Türkiye Cumhuriyeti Devleti çok partili siyasi hayata geçmemiz ile birlikte küresel ve emperyalist güçler siyaset üzerinden bu devleti ve milleti dizayn etmeye çalıştılar! Bunun canlı örnekleri siyaset tarihimizin tozlu raflarında bolca bulunmaktadır! Siyasetteki her on yılda bir kırılmaları neden yaşadık! Herhalde oyun veya eğlence olsun diye yaşanmamıştır! Bir el sürekli olarak siyaset üzerinde etkili olabilmek için her yolu denemiştir! Neden? 15 Temmuz hain darbe ve işgal kalkışmasından sonraki süreçte, Devlet, Millet, Ana muhalefet ve muhalefeti ile birlikte Türk Devletinin 2023, 2053 ve 2071 vizyonu çerçevesinde kadim Türk Devlet aklının kontrol ve denetimindeki bir Türk üçgeni kurulduğunu da sürekli olarak yazılarımızda vurgulamaya çalışıyoruz! Dünyada yeni bir düzen kurgulanır ve kurulurken, siz içeride eliniz armut mu toplayacaktır! Tabii ki hayır! Elbette ki kadim Türk devlet aklı devreye girmiş ve dünyada kurulmakta olan bu yeni duruma yönelik tüm önlem, tedbir ve öngörülerini de bir bir devreye almaktadır! 31 Mart seçim sürecinde meydanlardaki yaşadıklarımız ve seçim sonuçlarına bir de bu zaviyeden bakabilmenin horasan erlerinin Türk ve İslam yurdu yaptığı Anadolu toprakları ve Türk Milleti için daha etkili ve faydalı olacağını düşünüyorum!

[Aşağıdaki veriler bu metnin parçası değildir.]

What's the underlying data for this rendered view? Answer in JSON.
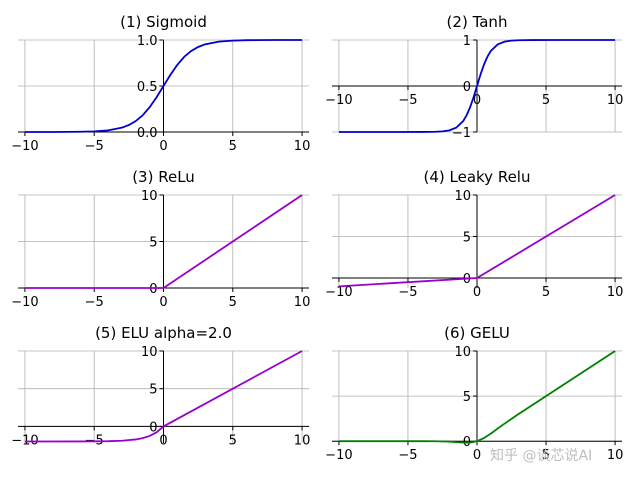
{
  "watermark": "知乎 @谈芯说AI",
  "chart_data": [
    {
      "type": "line",
      "title": "(1) Sigmoid",
      "xlim": [
        -10.5,
        10.5
      ],
      "ylim": [
        0,
        1.0
      ],
      "grid": true,
      "x_axis_at": 0,
      "y_axis_at": 0,
      "xticks": [
        -10,
        -5,
        0,
        5,
        10
      ],
      "xtick_labels": [
        "−10",
        "−5",
        "0",
        "5",
        "10"
      ],
      "yticks": [
        0,
        0.5,
        1.0
      ],
      "ytick_labels": [
        "0.0",
        "0.5",
        "1.0"
      ],
      "series": [
        {
          "color": "#0000cc",
          "x": [
            -10,
            -8,
            -6,
            -5,
            -4,
            -3,
            -2.5,
            -2,
            -1.5,
            -1,
            -0.5,
            0,
            0.5,
            1,
            1.5,
            2,
            2.5,
            3,
            4,
            5,
            6,
            8,
            10
          ],
          "y": [
            0.0,
            0.0003,
            0.0025,
            0.0067,
            0.018,
            0.047,
            0.076,
            0.119,
            0.182,
            0.269,
            0.378,
            0.5,
            0.622,
            0.731,
            0.818,
            0.881,
            0.924,
            0.953,
            0.982,
            0.993,
            0.998,
            1.0,
            1.0
          ]
        }
      ]
    },
    {
      "type": "line",
      "title": "(2) Tanh",
      "xlim": [
        -10.5,
        10.5
      ],
      "ylim": [
        -1,
        1.0
      ],
      "grid": true,
      "x_axis_at": 0,
      "y_axis_at": 0,
      "xticks": [
        -10,
        -5,
        0,
        5,
        10
      ],
      "xtick_labels": [
        "−10",
        "−5",
        "0",
        "5",
        "10"
      ],
      "yticks": [
        -1,
        0,
        1
      ],
      "ytick_labels": [
        "−1",
        "0",
        "1"
      ],
      "series": [
        {
          "color": "#0000cc",
          "x": [
            -10,
            -6,
            -4,
            -3,
            -2.5,
            -2,
            -1.5,
            -1,
            -0.75,
            -0.5,
            -0.25,
            0,
            0.25,
            0.5,
            0.75,
            1,
            1.5,
            2,
            2.5,
            3,
            4,
            6,
            10
          ],
          "y": [
            -1,
            -1,
            -0.999,
            -0.995,
            -0.987,
            -0.964,
            -0.905,
            -0.762,
            -0.635,
            -0.462,
            -0.245,
            0,
            0.245,
            0.462,
            0.635,
            0.762,
            0.905,
            0.964,
            0.987,
            0.995,
            0.999,
            1,
            1
          ]
        }
      ]
    },
    {
      "type": "line",
      "title": "(3) ReLu",
      "xlim": [
        -10.5,
        10.5
      ],
      "ylim": [
        0,
        10
      ],
      "grid": true,
      "x_axis_at": 0,
      "y_axis_at": 0,
      "xticks": [
        -10,
        -5,
        0,
        5,
        10
      ],
      "xtick_labels": [
        "−10",
        "−5",
        "0",
        "5",
        "10"
      ],
      "yticks": [
        0,
        5,
        10
      ],
      "ytick_labels": [
        "0",
        "5",
        "10"
      ],
      "series": [
        {
          "color": "#9900cc",
          "x": [
            -10,
            0,
            10
          ],
          "y": [
            0,
            0,
            10
          ]
        }
      ]
    },
    {
      "type": "line",
      "title": "(4) Leaky Relu",
      "xlim": [
        -10.5,
        10.5
      ],
      "ylim": [
        -1.2,
        10
      ],
      "grid": true,
      "x_axis_at": 0,
      "y_axis_at": 0,
      "xticks": [
        -10,
        -5,
        0,
        5,
        10
      ],
      "xtick_labels": [
        "−10",
        "−5",
        "0",
        "5",
        "10"
      ],
      "yticks": [
        0,
        5,
        10
      ],
      "ytick_labels": [
        "0",
        "5",
        "10"
      ],
      "series": [
        {
          "color": "#9900cc",
          "x": [
            -10,
            0,
            10
          ],
          "y": [
            -1,
            0,
            10
          ]
        }
      ]
    },
    {
      "type": "line",
      "title": "(5) ELU alpha=2.0",
      "xlim": [
        -10.5,
        10.5
      ],
      "ylim": [
        -2.2,
        10
      ],
      "grid": true,
      "x_axis_at": 0,
      "y_axis_at": 0,
      "xticks": [
        -10,
        -5,
        0,
        5,
        10
      ],
      "xtick_labels": [
        "−10",
        "−5",
        "0",
        "5",
        "10"
      ],
      "yticks": [
        0,
        5,
        10
      ],
      "ytick_labels": [
        "0",
        "5",
        "10"
      ],
      "series": [
        {
          "color": "#9900cc",
          "x": [
            -10,
            -6,
            -4,
            -3,
            -2,
            -1.5,
            -1,
            -0.5,
            0,
            10
          ],
          "y": [
            -2.0,
            -1.995,
            -1.963,
            -1.9,
            -1.729,
            -1.554,
            -1.264,
            -0.787,
            0,
            10
          ]
        }
      ]
    },
    {
      "type": "line",
      "title": "(6) GELU",
      "xlim": [
        -10.5,
        10.5
      ],
      "ylim": [
        -0.2,
        10
      ],
      "grid": true,
      "x_axis_at": 0,
      "y_axis_at": 0,
      "xticks": [
        -10,
        -5,
        0,
        5,
        10
      ],
      "xtick_labels": [
        "−10",
        "−5",
        "0",
        "5",
        "10"
      ],
      "yticks": [
        0,
        5,
        10
      ],
      "ytick_labels": [
        "0",
        "5",
        "10"
      ],
      "series": [
        {
          "color": "#008000",
          "x": [
            -10,
            -4,
            -3,
            -2,
            -1.5,
            -1,
            -0.5,
            0,
            0.5,
            1,
            1.5,
            2,
            3,
            4,
            10
          ],
          "y": [
            0,
            0,
            -0.004,
            -0.045,
            -0.1,
            -0.159,
            -0.154,
            0,
            0.346,
            0.841,
            1.4,
            1.955,
            2.996,
            4.0,
            10
          ]
        }
      ]
    }
  ]
}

Devlet, Vatan ve Millet sevgisini bu topraklarda sadece bir kişiye, bir gruba veya bir siyasi partiye inhisar etmek çok yanlış bir durumdur! Bu topraklarda yaşayan seksen milyonun her bir ferdi dün olduğu gibi yeniden bugün de canını bu vatan için feda etmekten sakınmayacaktır! Dün, düşmanlardan bu aziz vatanı kurtardık ve düşmanları da bu topraklardan kovalarken kimsenin etnik ve mezhebi kimliğine bakmadık! Peki, bugün neler yapıyoruz?! Dün, tüm farklılıklarımızın çok büyük bir zenginlik olduğu idraki ile bu vatanı bir ve beraber savunduk! Bugün de aynısını yapmalıyız! Başkaca bir tercihimiz ve seçeneğimiz de yoktur! Tarihin tüm arka sokaklarında, bir kesim birilerini kötülüyor ve bir grupta yine o birilerini kutsuyorsa, biliniz ki orada mutlaka Siyonizmin tüm büyük hesap, büyük oyun, büyük bir plan ve ayak oyunları vardır! Devlet adamı da beşerdir ve hata yapabilir! İnsanoğlu hatadan münezzeh değildir! Devlet adamının hatasız olduğunu iddia etmek ve kutsamaya kalkmak ne garip bir iştir! Bugün, bu topraklarda bin yıldır birlikte yaşamakta olduğumuz seksen milyon aynı duygu ve düşüncelerle, ateş çemberine dönem sınırlarımız ve dört etrafımızı çevreleyen denizlerdeki yangından kurtulamayız! Kimse aziz ve kutsal değildir! Kimse de hatasız ve günahsız değildir! Türk Devleti ebed müddet devam ülküsü, ideali ve 2023, 2053 ve 2071 vizyon ve hedefleri doğrultusunda çalışan ve emek sarf eden bu vatanın her bir evladı vatanperverdir! Gerisi laf-ü güzaftır!